I’ve been on vacation for a while here. But there is nothing that will bring a writer off vacation faster than the speculation by Vikings writer Judd Zulgad that if Favre is in, Tarvaris Jackson is out.
Jackson out? Are you kidding me? Tarvaris has been the model citizen and has taken everything that the Vikings' boring offensive coordinators have thrown at him in his development. Yes, Sage Rosenfels was brought in to compete. But Rosenfel’s has—what?—seven career starts in a nine-year career with three different teams?
I’m not trying to demean the guy, but come on, Zulgad, he is far from having the inside track to unseating Jackson in the Vikings' offense. And if Favre plays, it will possibly be for one final season, and Rosenfels is already knocking the door down on the 10-year mark.
Yes, Rosenfels will earn $4 million dollars a season, but his salary is no guarantee that he is to be the appointed one. Heck, what is Vince Young earning these days? History tells us that an average quarterback begins to tail off around the eight year mark. So I doubt if the Vikings are willing to trade the younger Jackson at this point.
In fact, if and when Favre arrives, I predict that Rosenfels becomes the highest paid third string QB in the NFL. If the Vikings do not carry four QBs on their roster, the odd man out will be Booty, because they have never seen him as more than an insurance policy.
Childress has faith in Jackson and just loves the kid. Jackson stood up big time last season while battling his son’s illness and never once complained—that’s the eventual leader that Childress hopes to transfer to the playing field.

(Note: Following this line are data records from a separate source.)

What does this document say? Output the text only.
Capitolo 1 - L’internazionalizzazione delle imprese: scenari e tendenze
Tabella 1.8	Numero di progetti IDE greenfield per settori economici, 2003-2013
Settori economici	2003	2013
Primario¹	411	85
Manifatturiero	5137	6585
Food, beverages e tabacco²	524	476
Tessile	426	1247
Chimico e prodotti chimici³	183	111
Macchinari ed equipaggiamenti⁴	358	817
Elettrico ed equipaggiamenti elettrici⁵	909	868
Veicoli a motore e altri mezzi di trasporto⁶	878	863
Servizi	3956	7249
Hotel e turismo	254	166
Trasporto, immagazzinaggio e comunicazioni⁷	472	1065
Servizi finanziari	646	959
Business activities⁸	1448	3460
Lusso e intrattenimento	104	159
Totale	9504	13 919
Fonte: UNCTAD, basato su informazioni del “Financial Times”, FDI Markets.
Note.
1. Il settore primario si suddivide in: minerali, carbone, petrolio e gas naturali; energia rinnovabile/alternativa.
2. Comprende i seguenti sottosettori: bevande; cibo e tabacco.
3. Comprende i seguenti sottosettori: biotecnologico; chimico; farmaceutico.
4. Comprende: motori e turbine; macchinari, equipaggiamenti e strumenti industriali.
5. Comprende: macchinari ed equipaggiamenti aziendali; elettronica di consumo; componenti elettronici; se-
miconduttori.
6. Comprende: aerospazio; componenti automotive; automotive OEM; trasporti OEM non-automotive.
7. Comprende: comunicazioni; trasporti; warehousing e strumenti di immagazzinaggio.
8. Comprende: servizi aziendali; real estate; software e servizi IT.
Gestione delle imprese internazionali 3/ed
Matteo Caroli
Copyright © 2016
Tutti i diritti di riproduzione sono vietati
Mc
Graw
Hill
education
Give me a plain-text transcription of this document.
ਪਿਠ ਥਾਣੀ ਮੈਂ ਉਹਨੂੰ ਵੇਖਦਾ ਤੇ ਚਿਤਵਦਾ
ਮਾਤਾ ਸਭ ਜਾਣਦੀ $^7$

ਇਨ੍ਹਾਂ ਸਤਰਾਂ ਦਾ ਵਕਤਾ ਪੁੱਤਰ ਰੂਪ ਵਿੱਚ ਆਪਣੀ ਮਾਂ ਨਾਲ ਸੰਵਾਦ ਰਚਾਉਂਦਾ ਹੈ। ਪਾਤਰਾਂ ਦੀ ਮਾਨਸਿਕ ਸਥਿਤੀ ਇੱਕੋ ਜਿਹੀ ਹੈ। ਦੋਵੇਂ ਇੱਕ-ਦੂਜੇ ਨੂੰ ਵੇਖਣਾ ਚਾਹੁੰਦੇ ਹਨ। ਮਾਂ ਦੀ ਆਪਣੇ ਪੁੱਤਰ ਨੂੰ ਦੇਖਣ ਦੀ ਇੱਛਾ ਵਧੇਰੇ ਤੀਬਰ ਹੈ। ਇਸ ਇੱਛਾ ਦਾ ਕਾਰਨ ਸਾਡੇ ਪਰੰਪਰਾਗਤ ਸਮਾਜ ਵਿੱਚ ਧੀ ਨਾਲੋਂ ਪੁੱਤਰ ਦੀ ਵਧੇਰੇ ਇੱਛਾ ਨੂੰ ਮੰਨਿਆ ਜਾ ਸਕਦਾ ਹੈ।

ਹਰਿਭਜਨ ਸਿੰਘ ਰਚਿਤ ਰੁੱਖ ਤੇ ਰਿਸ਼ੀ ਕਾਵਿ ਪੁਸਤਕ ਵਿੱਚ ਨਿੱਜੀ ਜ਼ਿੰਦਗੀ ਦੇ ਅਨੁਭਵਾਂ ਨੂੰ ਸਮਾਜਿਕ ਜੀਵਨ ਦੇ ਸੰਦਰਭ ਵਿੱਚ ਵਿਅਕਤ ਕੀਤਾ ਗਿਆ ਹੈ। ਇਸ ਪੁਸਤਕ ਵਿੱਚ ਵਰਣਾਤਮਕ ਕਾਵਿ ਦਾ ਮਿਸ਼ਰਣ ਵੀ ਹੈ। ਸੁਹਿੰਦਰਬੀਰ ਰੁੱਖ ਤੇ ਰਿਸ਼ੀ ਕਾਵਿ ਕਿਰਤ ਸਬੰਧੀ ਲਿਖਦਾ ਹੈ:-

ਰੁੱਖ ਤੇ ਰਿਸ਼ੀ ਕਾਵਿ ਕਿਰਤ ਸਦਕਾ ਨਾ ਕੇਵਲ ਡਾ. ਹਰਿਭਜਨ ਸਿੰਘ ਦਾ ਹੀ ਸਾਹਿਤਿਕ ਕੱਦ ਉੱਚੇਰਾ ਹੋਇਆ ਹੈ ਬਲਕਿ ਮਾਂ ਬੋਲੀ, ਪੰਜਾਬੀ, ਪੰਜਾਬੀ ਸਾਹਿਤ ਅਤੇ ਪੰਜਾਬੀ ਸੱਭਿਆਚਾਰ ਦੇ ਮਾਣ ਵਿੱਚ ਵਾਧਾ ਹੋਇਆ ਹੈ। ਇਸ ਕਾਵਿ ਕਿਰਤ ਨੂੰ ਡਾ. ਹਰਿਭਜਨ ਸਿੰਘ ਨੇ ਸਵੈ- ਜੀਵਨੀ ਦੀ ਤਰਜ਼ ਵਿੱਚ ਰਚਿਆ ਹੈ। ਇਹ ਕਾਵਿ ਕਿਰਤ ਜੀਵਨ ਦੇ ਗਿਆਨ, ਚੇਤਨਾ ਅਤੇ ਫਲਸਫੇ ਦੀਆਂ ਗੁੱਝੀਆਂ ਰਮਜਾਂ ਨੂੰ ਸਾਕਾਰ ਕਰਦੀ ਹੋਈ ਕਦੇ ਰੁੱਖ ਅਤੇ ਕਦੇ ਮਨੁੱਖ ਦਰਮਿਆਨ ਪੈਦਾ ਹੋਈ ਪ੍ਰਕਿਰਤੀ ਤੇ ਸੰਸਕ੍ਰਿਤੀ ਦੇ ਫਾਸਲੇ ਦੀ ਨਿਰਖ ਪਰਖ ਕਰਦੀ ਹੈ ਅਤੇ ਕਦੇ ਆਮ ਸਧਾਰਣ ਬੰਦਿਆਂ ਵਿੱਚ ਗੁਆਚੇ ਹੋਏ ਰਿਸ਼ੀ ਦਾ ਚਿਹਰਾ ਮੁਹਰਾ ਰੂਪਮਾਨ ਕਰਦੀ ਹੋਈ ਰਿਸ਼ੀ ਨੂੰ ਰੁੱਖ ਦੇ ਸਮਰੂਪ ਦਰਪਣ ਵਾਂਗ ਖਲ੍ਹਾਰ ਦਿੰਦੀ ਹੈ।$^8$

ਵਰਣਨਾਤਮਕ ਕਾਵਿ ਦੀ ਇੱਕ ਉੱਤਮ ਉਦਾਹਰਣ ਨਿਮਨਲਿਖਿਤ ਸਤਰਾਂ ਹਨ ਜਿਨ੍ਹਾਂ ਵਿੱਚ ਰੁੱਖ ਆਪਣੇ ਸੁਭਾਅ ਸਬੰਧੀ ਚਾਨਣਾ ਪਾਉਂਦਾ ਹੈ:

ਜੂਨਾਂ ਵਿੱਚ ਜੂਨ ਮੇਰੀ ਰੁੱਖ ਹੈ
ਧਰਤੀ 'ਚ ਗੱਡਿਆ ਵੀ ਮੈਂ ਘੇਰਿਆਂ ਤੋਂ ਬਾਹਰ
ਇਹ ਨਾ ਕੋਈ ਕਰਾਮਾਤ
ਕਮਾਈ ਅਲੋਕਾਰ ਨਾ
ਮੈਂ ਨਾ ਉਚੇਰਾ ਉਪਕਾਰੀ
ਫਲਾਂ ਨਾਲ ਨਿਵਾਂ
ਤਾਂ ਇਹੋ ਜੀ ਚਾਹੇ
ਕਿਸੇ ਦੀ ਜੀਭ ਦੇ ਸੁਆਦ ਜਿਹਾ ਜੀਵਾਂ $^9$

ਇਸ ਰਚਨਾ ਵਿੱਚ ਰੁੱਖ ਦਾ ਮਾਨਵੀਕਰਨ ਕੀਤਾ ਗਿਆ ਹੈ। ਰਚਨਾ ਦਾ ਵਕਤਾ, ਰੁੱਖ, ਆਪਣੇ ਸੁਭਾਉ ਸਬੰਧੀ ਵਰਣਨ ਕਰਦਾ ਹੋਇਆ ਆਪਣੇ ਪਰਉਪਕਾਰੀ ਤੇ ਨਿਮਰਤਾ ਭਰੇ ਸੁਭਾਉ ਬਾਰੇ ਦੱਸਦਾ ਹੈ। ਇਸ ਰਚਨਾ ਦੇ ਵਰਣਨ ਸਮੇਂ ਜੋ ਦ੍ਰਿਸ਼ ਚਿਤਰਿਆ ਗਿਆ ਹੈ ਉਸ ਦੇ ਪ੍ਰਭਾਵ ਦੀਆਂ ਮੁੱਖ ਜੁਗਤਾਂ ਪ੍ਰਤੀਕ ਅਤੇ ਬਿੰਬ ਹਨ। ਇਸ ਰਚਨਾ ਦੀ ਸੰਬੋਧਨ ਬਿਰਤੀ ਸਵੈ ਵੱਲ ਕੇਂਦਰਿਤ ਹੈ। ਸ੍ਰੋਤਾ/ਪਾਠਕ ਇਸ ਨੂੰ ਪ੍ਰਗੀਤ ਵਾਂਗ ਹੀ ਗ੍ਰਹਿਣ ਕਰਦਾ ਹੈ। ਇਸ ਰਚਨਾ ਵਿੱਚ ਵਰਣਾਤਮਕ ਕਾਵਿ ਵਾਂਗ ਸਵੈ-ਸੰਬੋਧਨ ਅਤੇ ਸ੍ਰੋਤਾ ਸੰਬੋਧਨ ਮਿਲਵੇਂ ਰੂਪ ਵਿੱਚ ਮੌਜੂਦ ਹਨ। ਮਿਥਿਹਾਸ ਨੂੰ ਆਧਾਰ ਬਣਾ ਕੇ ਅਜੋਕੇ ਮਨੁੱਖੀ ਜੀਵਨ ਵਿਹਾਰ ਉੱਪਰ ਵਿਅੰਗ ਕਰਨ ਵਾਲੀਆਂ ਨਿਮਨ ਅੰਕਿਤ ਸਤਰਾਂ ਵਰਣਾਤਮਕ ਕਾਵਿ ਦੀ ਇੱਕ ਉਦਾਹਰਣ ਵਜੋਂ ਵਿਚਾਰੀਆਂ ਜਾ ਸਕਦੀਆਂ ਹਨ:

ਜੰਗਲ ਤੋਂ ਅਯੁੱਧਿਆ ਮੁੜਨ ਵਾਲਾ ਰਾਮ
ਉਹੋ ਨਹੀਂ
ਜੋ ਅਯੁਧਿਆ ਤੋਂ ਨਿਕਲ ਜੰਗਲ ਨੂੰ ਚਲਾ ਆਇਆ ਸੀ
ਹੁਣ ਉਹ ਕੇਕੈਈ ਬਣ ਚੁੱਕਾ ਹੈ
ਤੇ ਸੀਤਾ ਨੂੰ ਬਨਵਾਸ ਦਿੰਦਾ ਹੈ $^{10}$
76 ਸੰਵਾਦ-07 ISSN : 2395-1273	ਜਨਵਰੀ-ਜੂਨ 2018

If Tarvaris is so good, then why bring in Favre?
To enable Jackson with a full season to sit and learn from a Hall of Fame QB can only help him. Jackson is young, physically gifted with mobility, and one of the strongest arms in the NFL. He has major upside that the Vikings would regret trading away.
The West Coast offense is a spread offense laced with QB options and who’s better at finding those options than Brett Favre? It is the type of offense in which a QB will have wide open receivers or, if need be, he can thrive on instincts.
After watching Favre’s leadership, instinct and will to win, any young QB will be much better. Just look at what he did for Aaron Rodgers. No one can argue that Rodgers' quick development is not in part to his sitting and learning behind Brett Favre.